Today is the anniversary of my daughter's death. She was 2 days short of four months when she died. She would be 20 now. I held it in my heart and silently went through the day. I pretended that it was a day like any other. I'm pretty sure no one knew... well, almost no one knew. I knew. I told you I would tell you what was going on with me in order to help myself and you develope battle plans as the need arises. It's been 20 years. I still do not have a battle plan for this. The years gone by have made it easier and I know she is with me but ...I just never got over missing her so much.
For my diet, this and her birthdate are the worst. I want to crawl into a vat of chocolate with my mouth open. Chocolate is my drug of choice. I did not do that, or anything resembling that but I did have some of the Chocolate Quaker rice cakes for dessert tonight. I just feel so alone sometimes.
That being said, the day wasn't bad. I did a nice thing for someone today. It was an annonymous act so I can't tell you all about it, but it did my heart good to play a role in making another person happy. I did the same thing on Monday, only that was more in the form of a joke to make someone I care about laugh. I'm fairly sure that they will know who did it. I'm also positive that it will bring a smile to their face. So I felt pretty good about that.
I also sent the link to this Blog to Dr. Oz. I mentioned him in yesterday's Blog because he was on 106.7 Lite FM the other day. Sadly, yesterdays blog evaporated into the eithers of computer land. I'm sorry about that. I have no idea of how to retrieve it from the server of the blog computer so I can't get it but if I refer to any of it, I will explain as I go. Anyway, I think it would be 'cool' if Dr. Oz checked us out on here, maybe added a comment ot two now and again...
I'm also going to send it to the Ruby Show. She's lost an astronomical amount of weight. It would be excellent to get her take on this idea! I'll keep you posted if I hear anything from any of the above items.
The second body conditioning class was tonight. The teacher had a body fat measuring device. We were supposed to measure our body fat with everyone standing around. I was duelly horrified and prayed for the floor to open up and swallow mw or for aliens to beam me aboard...anything to get out of it. It didn't happen. While awaiting my turn, filled with anxiety over it the person behind me; a tall thin buff kind of guy; complained that he didn't want to do it on display like that. In fact several people moaned and groaned about doing it at all. I turned to the group and clearly gave them the advice to get behind me in line if they felt that way. The questioning, confused looks on their faces were priceless. I then clearly stated with a shrug, 'The damn thing will blow up when my turn comes and the rest of you won't have to worry about it.' Well, the entire class cracked up including the instructor and I left with everyone knowing who I was and wanting to work together. Life is good. I may be the fattest, oldest one in the class- but I'm still me.

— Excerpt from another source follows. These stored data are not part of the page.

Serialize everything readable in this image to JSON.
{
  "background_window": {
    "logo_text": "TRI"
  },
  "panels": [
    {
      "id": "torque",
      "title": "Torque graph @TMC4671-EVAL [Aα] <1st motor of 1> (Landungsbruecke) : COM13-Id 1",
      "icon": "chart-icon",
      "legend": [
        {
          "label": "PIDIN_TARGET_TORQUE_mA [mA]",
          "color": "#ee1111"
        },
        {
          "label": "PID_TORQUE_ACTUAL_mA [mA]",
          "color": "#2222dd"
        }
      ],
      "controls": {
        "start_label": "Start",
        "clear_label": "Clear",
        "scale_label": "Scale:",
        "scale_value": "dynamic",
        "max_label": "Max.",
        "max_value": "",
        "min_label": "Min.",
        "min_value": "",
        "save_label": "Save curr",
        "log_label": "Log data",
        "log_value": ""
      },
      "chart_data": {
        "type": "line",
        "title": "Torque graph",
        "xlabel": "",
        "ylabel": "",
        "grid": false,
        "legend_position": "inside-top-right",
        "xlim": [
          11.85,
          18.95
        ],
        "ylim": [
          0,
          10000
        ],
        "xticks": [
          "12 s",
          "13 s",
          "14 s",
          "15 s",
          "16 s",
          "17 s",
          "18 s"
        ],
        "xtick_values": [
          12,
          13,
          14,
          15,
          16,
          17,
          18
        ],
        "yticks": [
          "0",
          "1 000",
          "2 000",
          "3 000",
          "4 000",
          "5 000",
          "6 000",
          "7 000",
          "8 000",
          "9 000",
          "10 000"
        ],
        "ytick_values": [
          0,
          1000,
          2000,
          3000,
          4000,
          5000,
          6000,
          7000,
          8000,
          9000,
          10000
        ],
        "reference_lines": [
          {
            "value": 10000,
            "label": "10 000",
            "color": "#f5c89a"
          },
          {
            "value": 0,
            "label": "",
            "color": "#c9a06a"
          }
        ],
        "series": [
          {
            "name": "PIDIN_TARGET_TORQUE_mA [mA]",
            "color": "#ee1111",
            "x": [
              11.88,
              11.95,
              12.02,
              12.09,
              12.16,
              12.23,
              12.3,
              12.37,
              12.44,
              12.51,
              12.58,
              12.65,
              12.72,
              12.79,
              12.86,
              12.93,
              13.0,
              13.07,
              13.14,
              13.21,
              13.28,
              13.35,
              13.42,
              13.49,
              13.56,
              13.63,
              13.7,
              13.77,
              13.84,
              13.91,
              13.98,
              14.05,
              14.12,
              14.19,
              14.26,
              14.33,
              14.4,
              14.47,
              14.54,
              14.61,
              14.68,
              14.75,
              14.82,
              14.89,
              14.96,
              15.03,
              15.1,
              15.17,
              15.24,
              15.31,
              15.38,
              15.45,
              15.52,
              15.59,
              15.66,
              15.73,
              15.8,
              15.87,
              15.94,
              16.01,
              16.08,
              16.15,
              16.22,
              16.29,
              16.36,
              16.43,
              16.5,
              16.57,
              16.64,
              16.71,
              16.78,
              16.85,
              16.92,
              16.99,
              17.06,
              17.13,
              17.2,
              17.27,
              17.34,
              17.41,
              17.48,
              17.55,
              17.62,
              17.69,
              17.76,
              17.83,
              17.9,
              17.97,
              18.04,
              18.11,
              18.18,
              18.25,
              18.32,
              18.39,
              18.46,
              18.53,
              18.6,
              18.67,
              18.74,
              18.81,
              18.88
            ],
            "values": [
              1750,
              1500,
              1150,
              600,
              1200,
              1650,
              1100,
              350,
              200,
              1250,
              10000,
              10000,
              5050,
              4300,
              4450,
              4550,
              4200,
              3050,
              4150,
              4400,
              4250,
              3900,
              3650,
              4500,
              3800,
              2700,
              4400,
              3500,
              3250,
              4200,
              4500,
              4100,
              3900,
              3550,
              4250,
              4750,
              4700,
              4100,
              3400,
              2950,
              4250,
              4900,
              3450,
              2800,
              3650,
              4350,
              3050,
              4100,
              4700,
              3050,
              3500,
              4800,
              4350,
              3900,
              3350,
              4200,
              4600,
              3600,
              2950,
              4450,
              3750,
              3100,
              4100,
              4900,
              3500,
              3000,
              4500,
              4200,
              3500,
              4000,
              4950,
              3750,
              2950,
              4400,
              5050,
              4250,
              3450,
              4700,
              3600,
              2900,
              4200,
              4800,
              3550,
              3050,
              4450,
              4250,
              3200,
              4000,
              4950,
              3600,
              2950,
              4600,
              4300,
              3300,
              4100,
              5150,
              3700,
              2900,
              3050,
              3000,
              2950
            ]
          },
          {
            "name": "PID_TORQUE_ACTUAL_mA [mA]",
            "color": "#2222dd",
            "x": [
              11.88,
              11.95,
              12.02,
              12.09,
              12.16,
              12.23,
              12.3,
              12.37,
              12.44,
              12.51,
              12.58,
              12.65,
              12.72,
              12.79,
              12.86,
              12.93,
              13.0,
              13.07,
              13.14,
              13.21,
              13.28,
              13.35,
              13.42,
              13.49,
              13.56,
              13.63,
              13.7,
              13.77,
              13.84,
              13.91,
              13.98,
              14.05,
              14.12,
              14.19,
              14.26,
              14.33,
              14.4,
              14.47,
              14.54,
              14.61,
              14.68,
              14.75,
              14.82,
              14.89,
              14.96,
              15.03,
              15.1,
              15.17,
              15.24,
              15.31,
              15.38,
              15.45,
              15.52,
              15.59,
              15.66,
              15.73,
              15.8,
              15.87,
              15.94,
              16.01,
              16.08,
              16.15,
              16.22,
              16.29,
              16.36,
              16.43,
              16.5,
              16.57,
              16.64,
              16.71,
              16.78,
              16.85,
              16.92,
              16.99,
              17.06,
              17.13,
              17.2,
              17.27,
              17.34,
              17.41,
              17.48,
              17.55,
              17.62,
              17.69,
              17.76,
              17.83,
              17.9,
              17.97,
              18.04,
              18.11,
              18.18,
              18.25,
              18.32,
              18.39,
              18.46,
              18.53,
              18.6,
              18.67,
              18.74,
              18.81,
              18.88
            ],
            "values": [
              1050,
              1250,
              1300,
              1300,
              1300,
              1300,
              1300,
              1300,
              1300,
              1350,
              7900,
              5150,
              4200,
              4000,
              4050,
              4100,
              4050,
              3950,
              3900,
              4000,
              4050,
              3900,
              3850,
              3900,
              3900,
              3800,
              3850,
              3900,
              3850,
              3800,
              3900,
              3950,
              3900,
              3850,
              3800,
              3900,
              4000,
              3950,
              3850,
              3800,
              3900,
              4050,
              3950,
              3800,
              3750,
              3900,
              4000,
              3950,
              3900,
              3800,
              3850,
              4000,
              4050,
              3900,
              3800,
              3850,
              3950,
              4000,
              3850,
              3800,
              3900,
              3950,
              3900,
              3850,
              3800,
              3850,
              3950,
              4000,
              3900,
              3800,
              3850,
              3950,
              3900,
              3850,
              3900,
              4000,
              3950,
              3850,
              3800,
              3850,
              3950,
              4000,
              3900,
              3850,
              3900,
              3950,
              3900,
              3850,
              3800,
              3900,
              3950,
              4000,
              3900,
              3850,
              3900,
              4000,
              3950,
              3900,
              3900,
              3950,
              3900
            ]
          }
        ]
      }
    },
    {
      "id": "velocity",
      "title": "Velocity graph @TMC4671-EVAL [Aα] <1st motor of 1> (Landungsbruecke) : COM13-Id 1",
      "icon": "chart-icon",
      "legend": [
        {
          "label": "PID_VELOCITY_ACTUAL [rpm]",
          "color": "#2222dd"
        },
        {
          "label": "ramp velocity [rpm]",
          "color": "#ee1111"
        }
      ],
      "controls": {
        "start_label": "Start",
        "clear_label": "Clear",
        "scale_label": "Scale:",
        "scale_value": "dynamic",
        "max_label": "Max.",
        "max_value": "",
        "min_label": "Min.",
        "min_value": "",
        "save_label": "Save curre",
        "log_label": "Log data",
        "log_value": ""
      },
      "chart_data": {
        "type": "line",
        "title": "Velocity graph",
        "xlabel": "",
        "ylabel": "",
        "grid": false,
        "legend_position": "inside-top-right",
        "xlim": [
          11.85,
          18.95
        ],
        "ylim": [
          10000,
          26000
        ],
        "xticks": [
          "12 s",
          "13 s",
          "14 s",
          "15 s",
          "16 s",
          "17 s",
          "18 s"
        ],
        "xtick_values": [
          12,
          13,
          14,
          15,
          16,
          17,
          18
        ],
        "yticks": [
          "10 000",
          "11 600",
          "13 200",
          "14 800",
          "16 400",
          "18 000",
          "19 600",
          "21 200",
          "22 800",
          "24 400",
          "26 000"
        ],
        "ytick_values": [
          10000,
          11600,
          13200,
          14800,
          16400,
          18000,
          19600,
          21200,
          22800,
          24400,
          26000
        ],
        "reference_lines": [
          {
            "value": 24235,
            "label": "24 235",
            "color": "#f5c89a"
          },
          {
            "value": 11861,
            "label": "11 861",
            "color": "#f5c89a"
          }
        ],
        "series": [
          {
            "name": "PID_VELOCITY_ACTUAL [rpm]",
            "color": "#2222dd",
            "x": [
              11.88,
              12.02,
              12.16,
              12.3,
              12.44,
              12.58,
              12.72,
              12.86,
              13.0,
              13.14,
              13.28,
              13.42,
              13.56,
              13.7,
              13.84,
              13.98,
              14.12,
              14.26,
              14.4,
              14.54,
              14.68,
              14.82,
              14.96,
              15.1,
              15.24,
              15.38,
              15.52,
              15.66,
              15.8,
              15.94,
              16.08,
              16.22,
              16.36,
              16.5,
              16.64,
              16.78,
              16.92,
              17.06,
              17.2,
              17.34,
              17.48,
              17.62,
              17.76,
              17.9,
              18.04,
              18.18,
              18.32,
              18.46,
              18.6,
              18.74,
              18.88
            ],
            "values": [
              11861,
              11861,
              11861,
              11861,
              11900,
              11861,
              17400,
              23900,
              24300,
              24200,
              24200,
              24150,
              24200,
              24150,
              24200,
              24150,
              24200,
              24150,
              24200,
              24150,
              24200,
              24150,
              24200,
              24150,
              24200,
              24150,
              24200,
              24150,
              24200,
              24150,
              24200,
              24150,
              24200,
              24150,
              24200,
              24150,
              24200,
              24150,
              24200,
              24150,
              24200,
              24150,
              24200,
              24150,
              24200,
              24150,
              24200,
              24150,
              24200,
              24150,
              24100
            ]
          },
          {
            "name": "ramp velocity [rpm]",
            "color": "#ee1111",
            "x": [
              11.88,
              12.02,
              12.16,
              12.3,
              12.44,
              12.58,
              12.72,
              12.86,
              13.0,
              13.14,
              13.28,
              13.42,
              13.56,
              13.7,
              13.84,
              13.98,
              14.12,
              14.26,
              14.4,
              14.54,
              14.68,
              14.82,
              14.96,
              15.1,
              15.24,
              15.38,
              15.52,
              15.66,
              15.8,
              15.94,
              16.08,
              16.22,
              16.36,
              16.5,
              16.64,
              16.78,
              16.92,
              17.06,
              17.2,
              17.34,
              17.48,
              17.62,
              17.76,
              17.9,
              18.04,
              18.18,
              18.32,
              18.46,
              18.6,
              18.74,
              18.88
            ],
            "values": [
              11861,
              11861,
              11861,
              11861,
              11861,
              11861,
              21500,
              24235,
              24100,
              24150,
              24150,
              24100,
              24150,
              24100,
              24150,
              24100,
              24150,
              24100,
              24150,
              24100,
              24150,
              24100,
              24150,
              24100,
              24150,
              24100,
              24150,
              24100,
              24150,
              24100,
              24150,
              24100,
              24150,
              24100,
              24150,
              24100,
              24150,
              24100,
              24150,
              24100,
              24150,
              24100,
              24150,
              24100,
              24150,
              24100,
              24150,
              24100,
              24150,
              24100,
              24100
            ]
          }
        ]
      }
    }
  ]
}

I think as far as dieting and excersise go, we have to take that attitude. We have to be us. What works for someone else might or might not work for us but it's always good to listen. Let your own personality work with what you are doing. I'm one to lighten the load with a quip. It's usually me referring to myself...sadly there is MUCH to work with in this area. If that's not your thing figure out what is and go with it. This has got to fit your lifestyle; your needs; you. It's not a one size fits all kind of thing.